To my surprise, the first thing I discovered is that until 2000, tipping points were largely confined to social phenomena, e.g., racial segregation trends in neighborhoods, crime rate trends, and the like. The first mention of a tipping point in connection with an environmental issue that I could find was in a July 6, 1990 New York Times article about increasing hypoxia in the Long Island Sound as a result of excessive sewage flows.

If the situation remains unaddressed, the hypoxia could spread east, said the Connecticut Environmental Protection Commissioner, Leslie Carothers. The western Sound "may be reaching some kind of tipping point," Ms. Carothers said. 

The next mention of a tipping point in a vaguely environmental context was nearly a decade later in a October 24, 1999 article in The Weekly Standard about conflict among environmentalists over birds being killed by wind turbines: 

Wind energy is now inching toward economic viability—production costs have dropped approximately 70 percent since the early 1980s. Political support is also reaching a tipping point: Most electricity reform proposals circulating in Congress require utilities to generate a minimum percentage of power from "green" sources, including wind. With these breakthroughs in sight, green complaints start to rise.

In an April 12, 2000 Austin American-Statesman article about a city council fight over the fate of some springs outside the city this appeared: 

This year may be a tipping point in the city's environmental politics. 

During 2000, the concept of "tipping point" took off on the basis of Malcolm Gladwell's bestseller The Tipping Point which garnered nearly 1,000 mentions before June, 2002 in the Nexis database. So I decided to restrict my search to combinations of "tipping point" and "climate change" and "global warming." After inspecting fewer than 50 articles from that period with those word combinations, only two really fit the criteria. 

Just in time for the turn of the millennium, a January 5, 2001 column by Discover magazine editor Corey S. Powell appeared in the Vancouver Sun musing about the myriad ways the world could come to an end including this first mention of tipping point and climate change:  

Earth could end up much like Venus, where the high on a typical day is 500 degrees Celsius. It would probably take a lot of warming to initiate such a runaway greenhouse effect, but scientists have no clue where exactly the tipping point lies.

On June 8, 2002, The Gazette (Montreal) published a review of 2030: Confronting Thermageddon in Our Lifetime which noted: 

The least likely outcomes are the most catastrophic. The end of the North Atlantic oscillation cycle would mean the end of the Gulf Stream and could usher in an ice age. There might be a tipping point where the gradual increase in the intensity of hurricanes lurches into super storms of astonishing destructiveness. 

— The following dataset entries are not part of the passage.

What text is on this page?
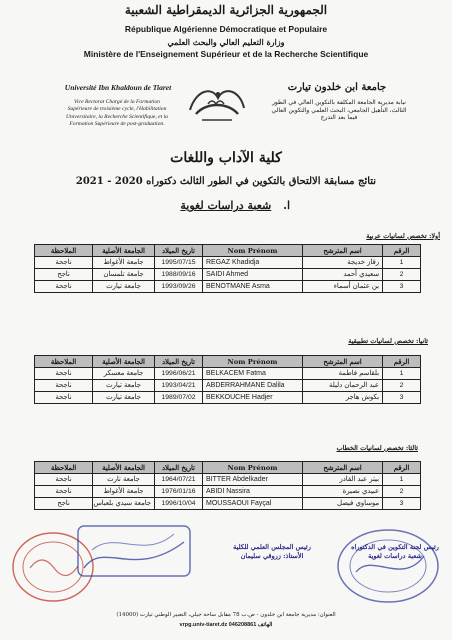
الجمهورية الجزائرية الديمقراطية الشعبية
République Algérienne Démocratique et Populaire
وزارة التعليم العالي والبحث العلمي
Ministère de l'Enseignement Supérieur et de la Recherche Scientifique
Université Ibn Khaldoun de Tiaret	جامعة ابن خلدون تيارت
Vice Rectorat Chargé de la Formation
Supérieure de troisième cycle, l'Habilitation
Universitaire, la Recherche Scientifique, et la
Formation Supérieure de post-graduation.
نيابة مديرية الجامعة المكلفة بالتكوين العالي في الطور
الثالث، التأهيل الجامعي، البحث العلمي والتكوين العالي
فيما بعد التدرج
كلية الآداب واللغات
نتائج مسابقة الالتحاق بالتكوين في الطور الثالث دكتوراه 2020 - 2021
ا. شعبة دراسات لغوية
أولا: تخصص لسانيات عربية
الملاحظة	الجامعة الأصلية	تاريخ الميلاد	Nom Prénom	اسم المترشح	الرقم
ناجحة	جامعة الأغواط	1995/07/15	REGAZ Khadidja	رقاز خديجة	1
ناجح	جامعة تلمسان	1988/09/16	SAIDI Ahmed	سعيدي أحمد	2
ناجحة	جامعة تيارت	1993/09/26	BENOTMANE Asma	بن عثمان أسماء	3
ثانيا: تخصص لسانيات تطبيقية
الملاحظة	الجامعة الأصلية	تاريخ الميلاد	Nom Prénom	اسم المترشح	الرقم
ناجحة	جامعة معسكر	1996/06/21	BELKACEM Fatma	بلقاسم فاطمة	1
ناجحة	جامعة تيارت	1993/04/21	ABDERRAHMANE Dalila	عبد الرحمان دليلة	2
ناجحة	جامعة تيارت	1989/07/02	BEKKOUCHE Hadjer	بكوش هاجر	3
ثالثا: تخصص لسانيات الخطاب
الملاحظة	الجامعة الأصلية	تاريخ الميلاد	Nom Prénom	اسم المترشح	الرقم
ناجحة	جامعة تارت	1964/07/21	BITTER Abdelkader	بيتر عبد القادر	1
ناجحة	جامعة الأغواط	1976/01/16	ABIDI Nassira	عبيدي نصيرة	2
ناجح	جامعة سيدي بلعباس	1996/10/04	MOUSSAOUI Fayçal	موساوي فيصل	3
رئيس المجلس العلمي للكلية
الأستاذ: زروقي سليمان
رئيس لجنة التكوين في الدكتوراه
شعبة دراسات لغوية
العنوان: مديرية جامعة ابن خلدون - ص.ب 78 مقابل ساحة جيلي، التعبير الوطني تيارت (14000)
vrpg.univ-tiaret.dz الهاتف 046208861
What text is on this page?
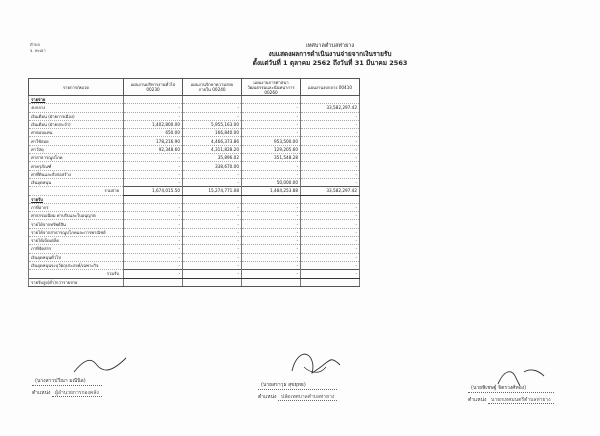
ตำบล
จ. พะเยา
เทศบาลตำบลท่ายาง
งบแสดงผลการดำเนินงานจ่ายจากเงินรายรับ
ตั้งแต่วันที่ 1 ตุลาคม 2562 ถึงวันที่ 31 มีนาคม 2563
รายการ/หมวด	แผนงานบริหารงานทั่วไป 00230	แผนงานรักษาความสงบภายใน 00240	แผนงานการศาสนา วัฒนธรรมและนันทนาการ 00260	แผนงานงบกลาง 00410
รายจ่าย				
งบกลาง	-	-	-	33,582,297.42
เงินเดือน (ฝ่ายการเมือง)	-	-	-	-
เงินเดือน (ฝ่ายประจำ)	1,402,800.00	5,955,163.00	-	-
ค่าตอบแทน	650.00	166,840.00	-	-
ค่าใช้สอย	178,216.90	4,466,373.86	953,500.00	-
ค่าวัสดุ	92,348.60	4,311,828.20	129,205.60	-
ค่าสาธารณูปโภค	-	35,896.02	351,548.28	-
ค่าครุภัณฑ์	-	338,670.00	-	-
ค่าที่ดินและสิ่งก่อสร้าง	-	-	-	-
เงินอุดหนุน	-	-	50,000.00	-
รวมจ่าย	1,674,015.50	15,274,771.08	1,484,253.88	33,582,297.42
รายรับ				
ภาษีอากร	-	-	-	-
ค่าธรรมเนียม ค่าปรับและใบอนุญาต	-	-	-	-
รายได้จากทรัพย์สิน	-	-	-	-
รายได้จากสาธารณูปโภคและการพาณิชย์	-	-	-	-
รายได้เบ็ดเตล็ด	-	-	-	-
ภาษีจัดสรร	-	-	-	-
เงินอุดหนุนทั่วไป	-	-	-	-
เงินอุดหนุนระบุวัตถุประสงค์/เฉพาะกิจ	-	-	-	-
รวมรับ	-	-	-	-
รายรับสูง(ต่ำ)กว่ารายจ่าย				
(นางสาวปวีณา มณีนิล)
ตำแหน่ง ผู้อำนวยการกองคลัง
(นายสราวุธ สุขยุทธ)
ตำแหน่ง ปลัดเทศบาลตำบลท่ายาง
(นายพิเชษฐ์ จิตรวงศ์ทอง)
ตำแหน่ง นายกเทศมนตรีตำบลท่ายาง
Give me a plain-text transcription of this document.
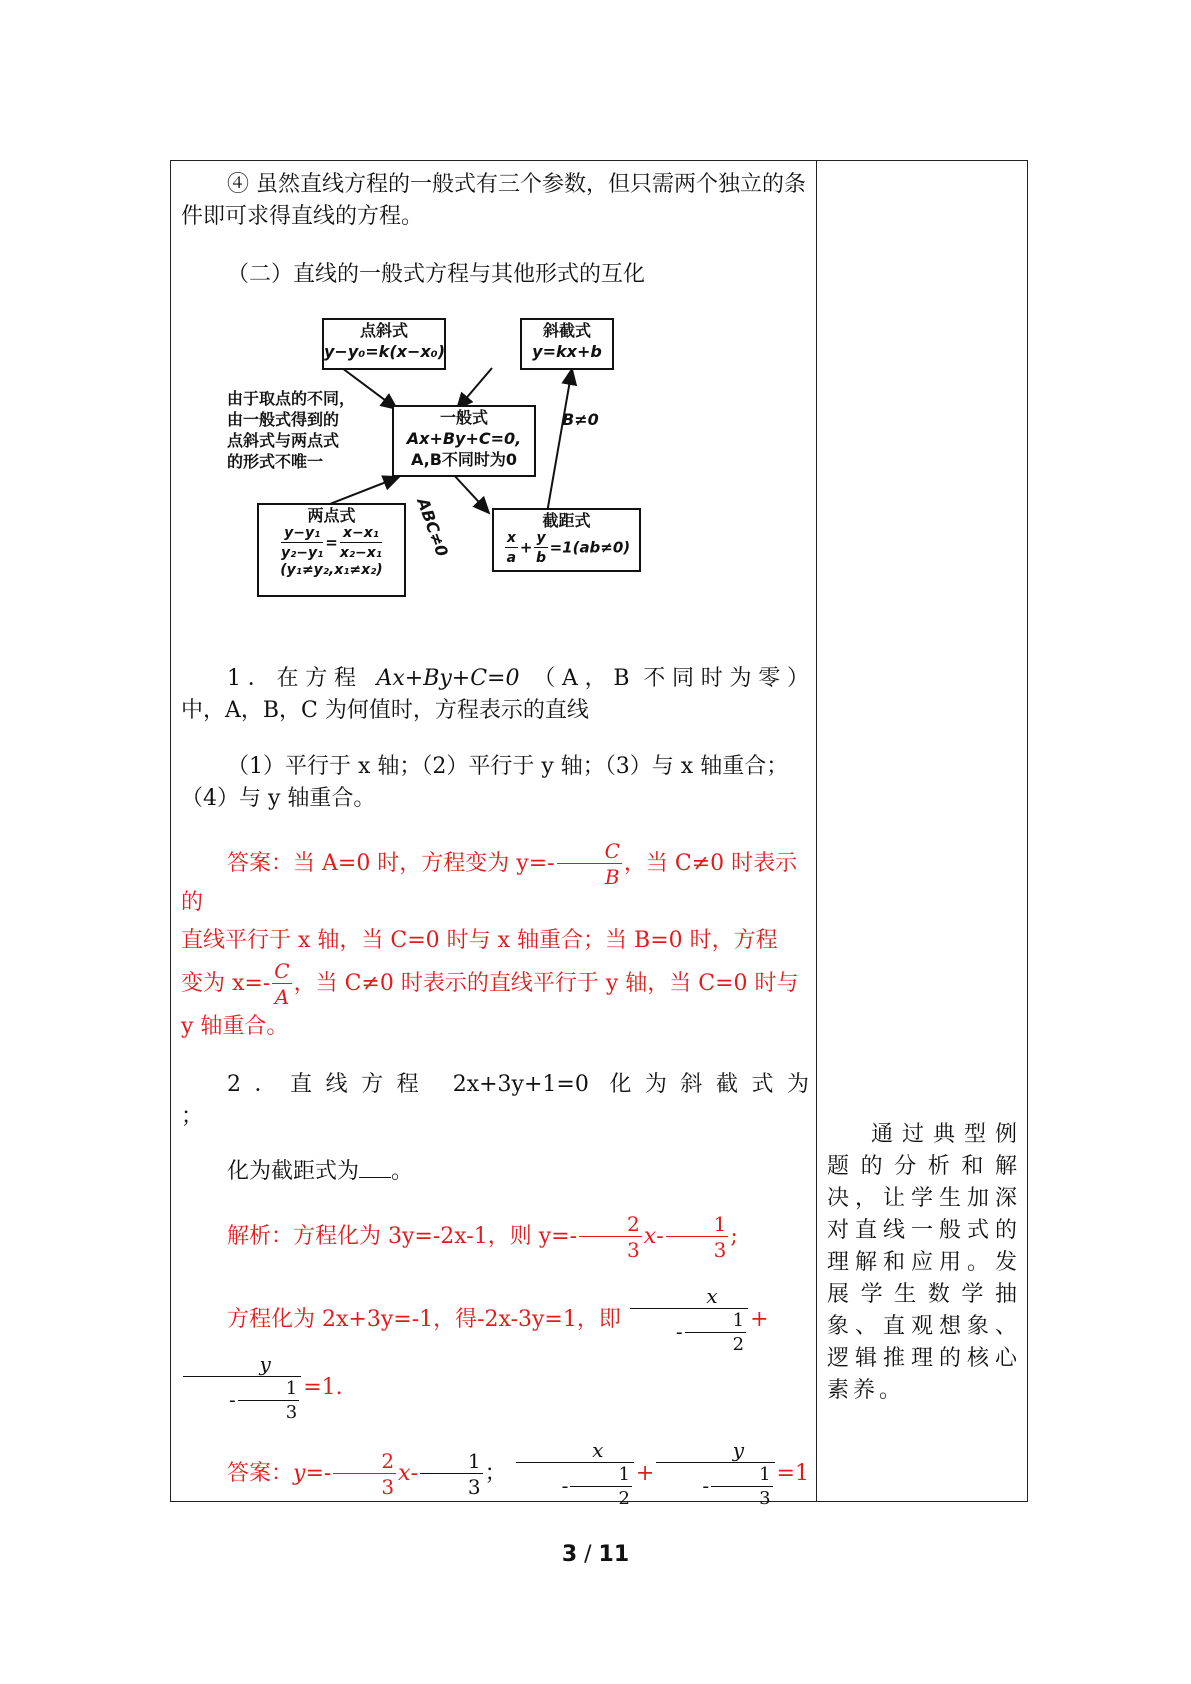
④ 虽然直线方程的一般式有三个参数，但只需两个独立的条件即可求得直线的方程。

（二）直线的一般式方程与其他形式的互化

点斜式
y−y₀=k(x−x₀)
斜截式
y=kx+b
由于取点的不同，
由一般式得到的
点斜式与两点式
的形式不唯一
一般式
Ax+By+C=0,
A,B不同时为0
B≠0
ABC≠0
两点式
$\frac{\text{y−y₁}}{\text{y₂−y₁}} = \frac{\text{x−x₁}}{\text{x₂−x₁}}$
(y₁≠y₂,x₁≠x₂)
截距式
$\frac{x}{a} + \frac{y}{b} =1(ab\ne 0)$

1．在方程 Ax+By+C=0 （A，B 不同时为零）

中，A，B，C 为何值时，方程表示的直线

（1）平行于 x 轴；（2）平行于 y 轴；（3）与 x 轴重合；（4）与 y 轴重合。

答案：当 A=0 时，方程变为 $y=- \frac{C}{B}$ ，当 C≠0 时表示的

直线平行于 x 轴，当 C=0 时与 x 轴重合；当 B=0 时，方程

变为 $x=- \frac{C}{A}$ ，当 C≠0 时表示的直线平行于 y 轴，当 C=0 时与

y 轴重合。

2．直线方程 2x+3y+1=0 化为斜截式为

；

化为截距式为 。

解析：方程化为 3y=-2x-1，则 $y=- \frac{2}{3} x- \frac{1}{3}$ ;

方程化为 2x+3y=-1，得-2x-3y=1，即 $\frac{x}{- \frac{1}{2}}$ +
$\frac{y}{- \frac{1}{3}} =1$.

答案：$y=- \frac{2}{3} x- \frac{1}{3}$ ； $\frac{x}{- \frac{1}{2}} + \frac{y}{- \frac{1}{3}} =1$

通过典型例题的分析和解决，让学生加深对直线一般式的理解和应用。发展学生数学抽象、直观想象、逻辑推理的核心素养。

3 / 11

After June 2002, the news media's use of tipping point in the context of global warming and climate change exploded (reached its own tipping point?). One caveat: naturally there will be some overlap since many articles will mention both climate change and global warming. In any case here are the totals: 

Between June 2002 and June 2005—CC: 262; GW: 303. 

Between June 2005 and June 2008—CC: more than 3,000; GW: more than 3,000*

Between June 2008 and June 2011—CC: more than 3,000; GW: 2903 

Between June 2011 and June 2012—CC: 1,348; GW; 637

Of course, the problem with tipping points is that they can never be proven wrong; only right in retrospect. And that, of course, makes citing them a wonderful rhetorical device for doomsayers. 

*Nexis cuts off searches in which the number of articles exceeds 3,000.